Я, верно, прошла у Дженет проверку. Она представила меня всем собакам. Их было восемнадцать — от девятимесячной суки Сесси до Лео, двенадцатилетнего ветерана научно-исследовательской лаборатории. Он был нежный старикан, и у него единственным знаком тяжкого прошлого была некоторая слюнявость.
Мы навестили собак, дали им поочередно побегать на свободе и по меньшей мере час проговорили о дрессировке. Дженет не Маргарет Робишод. Я была права насчет печенки.
— Вам надо понять, — сказала Дженет, — что маламуты очень разумны. Частые рывки за ошейник на них попросту не действуют. Они могут решить, что вы глупы. Вырабатывая отношения, с ними много разговариваешь. Даешь им понять, что глава стаи — ты. А частое дерганье за ошейник, поверьте, убедит аляскинскую лайку, что вы сами дергаетесь.
— Вы не применяете тренировочные ошейники?

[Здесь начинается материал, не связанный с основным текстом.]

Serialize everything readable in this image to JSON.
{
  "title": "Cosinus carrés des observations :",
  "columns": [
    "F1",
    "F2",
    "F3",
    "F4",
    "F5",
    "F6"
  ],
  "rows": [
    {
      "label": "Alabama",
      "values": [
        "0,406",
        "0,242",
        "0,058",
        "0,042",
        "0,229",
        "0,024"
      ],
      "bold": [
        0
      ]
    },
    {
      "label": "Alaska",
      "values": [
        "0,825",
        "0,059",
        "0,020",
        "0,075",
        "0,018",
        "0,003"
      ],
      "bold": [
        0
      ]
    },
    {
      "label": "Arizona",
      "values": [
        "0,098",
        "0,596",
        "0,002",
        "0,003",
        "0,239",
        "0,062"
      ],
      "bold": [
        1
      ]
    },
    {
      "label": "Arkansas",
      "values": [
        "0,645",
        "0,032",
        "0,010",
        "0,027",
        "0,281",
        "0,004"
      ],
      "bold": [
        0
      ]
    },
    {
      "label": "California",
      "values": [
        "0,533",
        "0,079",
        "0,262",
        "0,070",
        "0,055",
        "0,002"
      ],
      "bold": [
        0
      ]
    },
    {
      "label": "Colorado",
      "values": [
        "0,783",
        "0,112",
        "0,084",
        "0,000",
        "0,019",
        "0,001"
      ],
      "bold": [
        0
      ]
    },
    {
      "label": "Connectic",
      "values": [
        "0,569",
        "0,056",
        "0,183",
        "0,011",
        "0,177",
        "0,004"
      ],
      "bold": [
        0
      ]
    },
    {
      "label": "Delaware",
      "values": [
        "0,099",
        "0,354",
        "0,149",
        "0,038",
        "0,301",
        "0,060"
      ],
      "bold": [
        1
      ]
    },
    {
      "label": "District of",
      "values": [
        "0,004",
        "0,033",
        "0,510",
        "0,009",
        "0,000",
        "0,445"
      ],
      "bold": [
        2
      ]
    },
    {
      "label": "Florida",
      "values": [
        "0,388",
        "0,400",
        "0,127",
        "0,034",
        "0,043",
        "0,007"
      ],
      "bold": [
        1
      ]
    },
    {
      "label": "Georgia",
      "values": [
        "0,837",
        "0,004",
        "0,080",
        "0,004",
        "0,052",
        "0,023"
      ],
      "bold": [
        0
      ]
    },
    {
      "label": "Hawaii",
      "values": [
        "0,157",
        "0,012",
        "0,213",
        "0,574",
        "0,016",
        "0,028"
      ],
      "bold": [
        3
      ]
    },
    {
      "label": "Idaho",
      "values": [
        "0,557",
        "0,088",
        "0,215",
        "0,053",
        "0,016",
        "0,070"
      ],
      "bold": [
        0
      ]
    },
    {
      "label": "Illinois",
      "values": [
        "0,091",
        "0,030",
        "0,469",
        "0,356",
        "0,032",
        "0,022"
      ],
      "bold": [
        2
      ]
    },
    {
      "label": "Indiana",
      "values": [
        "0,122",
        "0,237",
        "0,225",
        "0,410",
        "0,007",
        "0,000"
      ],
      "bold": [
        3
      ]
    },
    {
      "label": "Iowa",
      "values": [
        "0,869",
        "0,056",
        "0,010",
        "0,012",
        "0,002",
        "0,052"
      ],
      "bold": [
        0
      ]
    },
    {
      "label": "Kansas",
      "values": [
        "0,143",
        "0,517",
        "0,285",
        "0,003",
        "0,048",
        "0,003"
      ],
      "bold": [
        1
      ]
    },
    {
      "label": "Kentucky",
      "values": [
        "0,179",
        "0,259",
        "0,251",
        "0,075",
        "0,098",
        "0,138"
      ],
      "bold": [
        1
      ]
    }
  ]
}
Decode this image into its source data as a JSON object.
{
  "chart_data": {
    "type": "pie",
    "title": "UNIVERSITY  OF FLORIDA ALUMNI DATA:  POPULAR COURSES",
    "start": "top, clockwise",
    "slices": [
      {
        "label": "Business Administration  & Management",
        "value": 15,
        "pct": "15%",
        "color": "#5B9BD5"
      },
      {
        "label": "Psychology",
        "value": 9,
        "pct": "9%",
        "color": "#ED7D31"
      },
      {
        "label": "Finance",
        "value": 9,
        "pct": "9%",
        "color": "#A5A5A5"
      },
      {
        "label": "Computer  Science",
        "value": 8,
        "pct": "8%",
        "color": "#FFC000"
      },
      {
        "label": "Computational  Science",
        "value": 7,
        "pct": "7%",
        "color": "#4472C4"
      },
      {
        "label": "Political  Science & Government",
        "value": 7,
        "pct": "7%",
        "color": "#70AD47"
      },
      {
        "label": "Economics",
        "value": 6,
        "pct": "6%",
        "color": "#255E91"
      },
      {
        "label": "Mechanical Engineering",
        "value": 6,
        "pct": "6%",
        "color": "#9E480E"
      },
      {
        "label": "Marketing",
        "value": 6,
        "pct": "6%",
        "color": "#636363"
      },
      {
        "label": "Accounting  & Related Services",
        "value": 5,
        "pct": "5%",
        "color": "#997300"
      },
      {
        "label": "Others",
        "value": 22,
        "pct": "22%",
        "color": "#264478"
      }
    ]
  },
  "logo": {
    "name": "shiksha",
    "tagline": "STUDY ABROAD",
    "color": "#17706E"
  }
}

— Ох, применяю. Я пробовала тренировочные уздечки, но все они только сигналы. Для маламута они не наказание. Не поправка. Они просто напоминание. То же и с едой. Лайка понимает, что все это игра, а поощрение — часть игры. На самом деле обучить маламута послушанию нельзя. Они для этого не предназначены. Они думают вместе с вами. Вам нужна собака, которая слушается вас, когда вы ей приказываете тянуть нарты на тонкий лед? Нет, вам нужна собака, которая опровергнет вас, если вы примете бессмысленное решение. При так называемом послушании они делают то, что вы хотите, ведь они как вы и хотят вам угодить, но это не послушание. Это сотрудничество. Но вы завели маламута. Вы, надеюсь, все это сами знаете.
— В последнее время я получила кое-какие качественные инструкции, — усмехнулась я. Она поняла, что я имею в виду Рауди.
— Я вас до смерти заговорила, — спохватилась Дженет. — Кофе хотите?